On Tuesday gold continued to trade sideways with December futures trading on the Comex market in New York exchanging hands at $1,270.50 an ounce. While down more than $100 an ounce from two-year highs touched in July, year to date the metal is still managing gains of nearly 20%, one of its best annual performances since 1980.
Gold’s run-up in 2016 is largely thanks to investors in developed markets snapping up tonnes in listed physically-backed gold ETFs and large-scale speculators on gold derivatives markets placing record-setting bets on a higher gold price (although that trend’s moved into reverse recently).
Largely absent from the rally has been the world’s two top physical buyers of the metal, India and to a lesser extend China which together represent more than 50% of global demand.
With little domestic production, India has dependably imported between 700–900 tonnes in recent years (2015’s gross total was a near record 947 tonnes) and going back decades has been the world’s number one importer of the metal; only on two occasions handing the crown to China.
Such is the appetite for gold inside the country that importers have always been able charge premiums for physical delivery, sometimes in excess of $100 an ounce during the busy festival and marriage seasons that kick off in October each year.
Following government import curbs and duties (an onerous 10%) and other trading restrictions introduced in recent years, the dynamics in the domestic market have been turned on its head.

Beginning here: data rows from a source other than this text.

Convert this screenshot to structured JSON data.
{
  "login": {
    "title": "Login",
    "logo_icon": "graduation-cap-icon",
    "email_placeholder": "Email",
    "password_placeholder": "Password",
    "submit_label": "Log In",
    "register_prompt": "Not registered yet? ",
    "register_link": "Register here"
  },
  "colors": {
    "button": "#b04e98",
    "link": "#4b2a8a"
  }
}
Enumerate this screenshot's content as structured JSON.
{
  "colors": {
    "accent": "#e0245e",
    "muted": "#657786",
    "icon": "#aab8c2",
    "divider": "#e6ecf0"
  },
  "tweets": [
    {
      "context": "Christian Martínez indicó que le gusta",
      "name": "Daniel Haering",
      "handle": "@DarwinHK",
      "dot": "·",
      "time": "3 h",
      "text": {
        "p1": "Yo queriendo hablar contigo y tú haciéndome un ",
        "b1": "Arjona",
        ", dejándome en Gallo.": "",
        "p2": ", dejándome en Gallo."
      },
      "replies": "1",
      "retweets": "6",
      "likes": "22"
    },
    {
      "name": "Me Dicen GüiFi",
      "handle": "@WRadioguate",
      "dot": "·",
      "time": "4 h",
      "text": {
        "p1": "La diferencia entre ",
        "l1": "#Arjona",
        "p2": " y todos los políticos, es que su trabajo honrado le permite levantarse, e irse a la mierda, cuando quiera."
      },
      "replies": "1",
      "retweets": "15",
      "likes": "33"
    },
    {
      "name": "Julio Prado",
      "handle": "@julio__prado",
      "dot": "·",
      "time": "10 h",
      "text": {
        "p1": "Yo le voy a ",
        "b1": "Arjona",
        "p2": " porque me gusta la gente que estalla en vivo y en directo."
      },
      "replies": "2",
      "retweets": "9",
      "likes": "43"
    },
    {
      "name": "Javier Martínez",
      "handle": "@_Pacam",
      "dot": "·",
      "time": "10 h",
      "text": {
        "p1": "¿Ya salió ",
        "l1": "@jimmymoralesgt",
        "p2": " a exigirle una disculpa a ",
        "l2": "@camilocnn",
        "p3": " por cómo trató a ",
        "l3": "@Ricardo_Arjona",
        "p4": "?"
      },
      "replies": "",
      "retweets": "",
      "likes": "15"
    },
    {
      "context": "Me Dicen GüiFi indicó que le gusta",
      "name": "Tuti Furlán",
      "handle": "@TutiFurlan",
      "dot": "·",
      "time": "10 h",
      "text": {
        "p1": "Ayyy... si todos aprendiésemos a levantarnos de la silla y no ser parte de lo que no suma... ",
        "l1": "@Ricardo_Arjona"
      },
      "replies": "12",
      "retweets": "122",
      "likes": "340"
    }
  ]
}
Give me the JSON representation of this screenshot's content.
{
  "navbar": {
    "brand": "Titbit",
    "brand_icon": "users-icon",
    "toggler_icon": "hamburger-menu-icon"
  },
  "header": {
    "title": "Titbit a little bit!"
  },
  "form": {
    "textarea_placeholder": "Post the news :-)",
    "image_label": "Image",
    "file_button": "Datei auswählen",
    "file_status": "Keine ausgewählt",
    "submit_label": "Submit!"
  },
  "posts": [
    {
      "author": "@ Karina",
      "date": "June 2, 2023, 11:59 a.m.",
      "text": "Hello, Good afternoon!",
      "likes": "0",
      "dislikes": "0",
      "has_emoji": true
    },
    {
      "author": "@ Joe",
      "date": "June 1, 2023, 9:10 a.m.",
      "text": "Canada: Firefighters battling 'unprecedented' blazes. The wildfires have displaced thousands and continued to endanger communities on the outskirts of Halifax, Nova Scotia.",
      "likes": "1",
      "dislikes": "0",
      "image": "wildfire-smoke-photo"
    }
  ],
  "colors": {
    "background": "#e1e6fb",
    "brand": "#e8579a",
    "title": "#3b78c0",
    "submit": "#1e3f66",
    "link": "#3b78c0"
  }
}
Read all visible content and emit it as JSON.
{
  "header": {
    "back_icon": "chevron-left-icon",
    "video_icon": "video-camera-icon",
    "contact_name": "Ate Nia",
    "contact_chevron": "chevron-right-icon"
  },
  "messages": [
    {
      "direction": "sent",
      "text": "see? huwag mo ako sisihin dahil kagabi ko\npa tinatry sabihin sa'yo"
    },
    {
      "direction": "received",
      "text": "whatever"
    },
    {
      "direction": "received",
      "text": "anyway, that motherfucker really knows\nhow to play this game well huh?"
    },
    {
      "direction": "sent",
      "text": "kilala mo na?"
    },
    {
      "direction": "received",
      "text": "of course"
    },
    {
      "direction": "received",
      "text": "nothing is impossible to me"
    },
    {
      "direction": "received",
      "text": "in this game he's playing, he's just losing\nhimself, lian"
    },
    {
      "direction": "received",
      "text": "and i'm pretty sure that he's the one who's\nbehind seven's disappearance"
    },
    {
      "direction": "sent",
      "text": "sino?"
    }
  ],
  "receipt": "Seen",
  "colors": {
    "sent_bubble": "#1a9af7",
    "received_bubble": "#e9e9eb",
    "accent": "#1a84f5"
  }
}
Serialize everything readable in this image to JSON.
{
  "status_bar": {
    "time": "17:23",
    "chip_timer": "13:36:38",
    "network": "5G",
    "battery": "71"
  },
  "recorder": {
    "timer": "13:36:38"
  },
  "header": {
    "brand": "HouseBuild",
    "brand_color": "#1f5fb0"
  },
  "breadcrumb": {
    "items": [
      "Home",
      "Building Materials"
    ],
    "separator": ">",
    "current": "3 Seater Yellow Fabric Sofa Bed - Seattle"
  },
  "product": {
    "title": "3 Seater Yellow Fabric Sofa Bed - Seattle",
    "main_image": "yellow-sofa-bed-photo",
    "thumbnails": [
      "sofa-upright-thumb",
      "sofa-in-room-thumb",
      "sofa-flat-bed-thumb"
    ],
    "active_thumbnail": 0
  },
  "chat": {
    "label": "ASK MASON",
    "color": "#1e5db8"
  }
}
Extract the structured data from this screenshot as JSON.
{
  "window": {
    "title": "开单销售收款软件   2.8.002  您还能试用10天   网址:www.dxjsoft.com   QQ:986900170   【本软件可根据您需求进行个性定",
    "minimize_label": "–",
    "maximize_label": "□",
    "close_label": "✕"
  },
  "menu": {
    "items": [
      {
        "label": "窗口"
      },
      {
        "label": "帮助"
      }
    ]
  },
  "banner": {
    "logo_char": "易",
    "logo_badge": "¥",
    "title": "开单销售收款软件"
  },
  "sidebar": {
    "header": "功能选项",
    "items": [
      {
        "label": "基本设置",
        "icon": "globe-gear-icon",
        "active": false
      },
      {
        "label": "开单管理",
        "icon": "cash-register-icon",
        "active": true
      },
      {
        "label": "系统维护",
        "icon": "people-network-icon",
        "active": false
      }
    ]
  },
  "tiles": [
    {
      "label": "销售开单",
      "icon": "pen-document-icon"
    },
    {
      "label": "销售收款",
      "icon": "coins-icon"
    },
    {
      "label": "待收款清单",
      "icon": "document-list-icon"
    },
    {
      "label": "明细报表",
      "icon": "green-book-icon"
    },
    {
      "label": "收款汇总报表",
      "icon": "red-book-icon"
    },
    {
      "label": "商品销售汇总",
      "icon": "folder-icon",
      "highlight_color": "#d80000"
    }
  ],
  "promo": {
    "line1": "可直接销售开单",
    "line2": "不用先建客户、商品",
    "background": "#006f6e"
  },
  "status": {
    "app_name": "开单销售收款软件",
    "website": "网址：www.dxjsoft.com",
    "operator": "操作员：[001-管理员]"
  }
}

Gold imports have all but imploded with shipments dropping to to just 270 tonnes year to end-September. That’s down just under 60% from the 658 tonnes that were shipped during the corresponding period of last yearn according to a study by the Indian business chamber Assocham.
At this rate annual imports could be the lowest in at least two decades.
But there are signs that 2016’s all-important festival season may not be such a big disappointment after all (despite another Assocham study showing cash and vouchers are the preferred gifts for Diwali).
In a research note Capital Economics points out that gold’s retreat in October is spurring physical buying in Asia. Domestic prices in India are now trading at a premium to international prices for the first time this year, “suggesting strong local demand ahead of the festivals season.”
Comments
Altaf
As I said in my comment in the other article, the real reason for less imports last year is El Nino. Ofcourse govt restrictions and higher customs played their role. This year India received good rainfall and lets see how govt can control imports. I expect 1000 tons imports.
I fail to understand the logic of govt in restricting gold imports. RBI is not spending dollars from its pockets to import gold. It is individuals working abroad who bring in gold with their savings. Govt thinks, if it restricts gold imports, people will be forced to remit dollars. It is an anti-people policy. It is stealing of people’s choice to select mode of asset transfer. RBI and Govt should understand that dollars or gold, it is an asset entering country, enriching it.
If Govt policy of restricting gold imports backfires, the possibility of individuals diverting their dollars to other countries which offer better returns is very much there. The same policy also creates artificial premiums in India which encourage smuggling.